Not only is privacy being violated, but we aren’t even getting a say in whether we allow Carrier iQ to take our data. The clients of Carrier iQ are removing the one thing that is essential in the collection software, the choice to “opt-in” or “opt-out.” It may not be Carrier iQ’s fault, but their clients are abusing their software and dragging their name through the mud by doing so. And since they are Carrier iQ’s clients, they are directly responsible for their actions.
Occupy Wall Street is about how only 1% of the country has a say in what we do, while the rest of other 99% does not. This is an uprise that is spreading across the nation, and spreading at an exponential rate. People want a say, it’s natural, and it’s why the United States was founded. When the manufactures and carriers, the 1%, make a decision for us, the 99%, it may not be something we want. Developers have joined together to fight numerous battles: Locked Bootloaders, Location Gate, and GPL Violations. All of which were things no one had a choice in deciding, but the “99%” fought against them anyways.

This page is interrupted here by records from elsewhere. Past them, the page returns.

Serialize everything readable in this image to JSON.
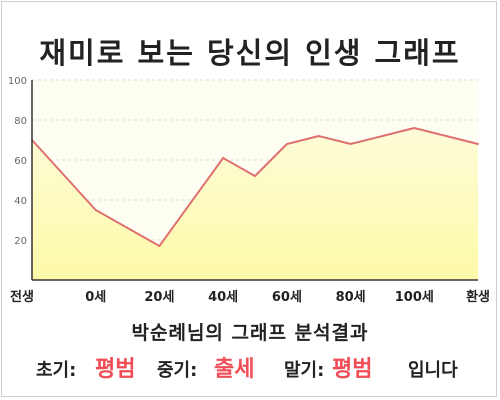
{
  "title": "재미로 보는 당신의 인생 그래프",
  "subtitle": "박순례님의 그래프 분석결과",
  "result": {
    "early_label": "초기:",
    "early_value": "평범",
    "middle_label": "중기:",
    "middle_value": "출세",
    "late_label": "말기:",
    "late_value": "평범",
    "ending": "입니다"
  },
  "colors": {
    "line": "#e07070",
    "area_top": "#fdfcd8",
    "area_bottom": "#fdf9a8",
    "plot_bg": "#fefef2",
    "highlight": "#f04d56"
  },
  "chart_data": {
    "type": "area",
    "categories": [
      "전생",
      "0세",
      "20세",
      "40세",
      "60세",
      "80세",
      "100세",
      "환생"
    ],
    "x": [
      -20,
      0,
      20,
      40,
      50,
      60,
      70,
      80,
      90,
      100,
      120
    ],
    "y": [
      70,
      35,
      17,
      61,
      52,
      68,
      72,
      68,
      72,
      76,
      68
    ],
    "ylim": [
      0,
      100
    ],
    "yticks": [
      20,
      40,
      60,
      80,
      100
    ],
    "xlim": [
      -20,
      120
    ],
    "grid": true,
    "legend": "none"
  }
}
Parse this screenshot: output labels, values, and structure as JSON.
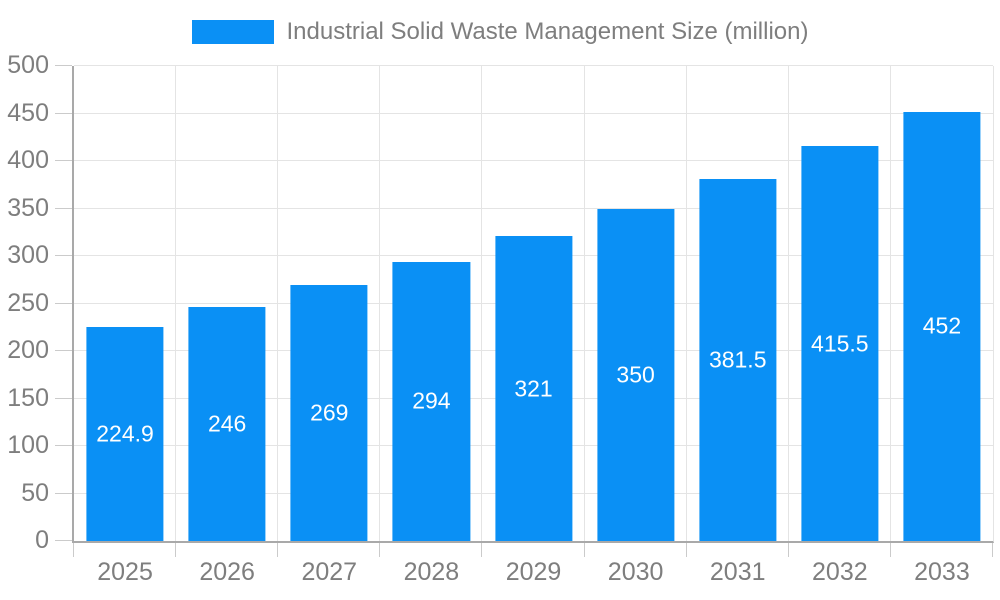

Carrier iQ needs to fix a wrong. By allowing their clients to take away the rights of their costumers is just as wrong as what they are doing now. Carrier iQ’s name will continue to get bad PR if something does not change, and change soon.
Andrew took to this well. He was thankful for my input, and I think it was a great summary of this has proceeded. Hopefully this argument does produce results. We are already planning a follow-up in a few weeks to get an update on the situation. As for Trevor, due to the current legal proceedings, Andrew could not comment of the specifics. However, he did mention that Carrier iQ does like having control of how their training material is distributed, and how it is being used.
Thank you Andrew Coward for your cooperation on this interview.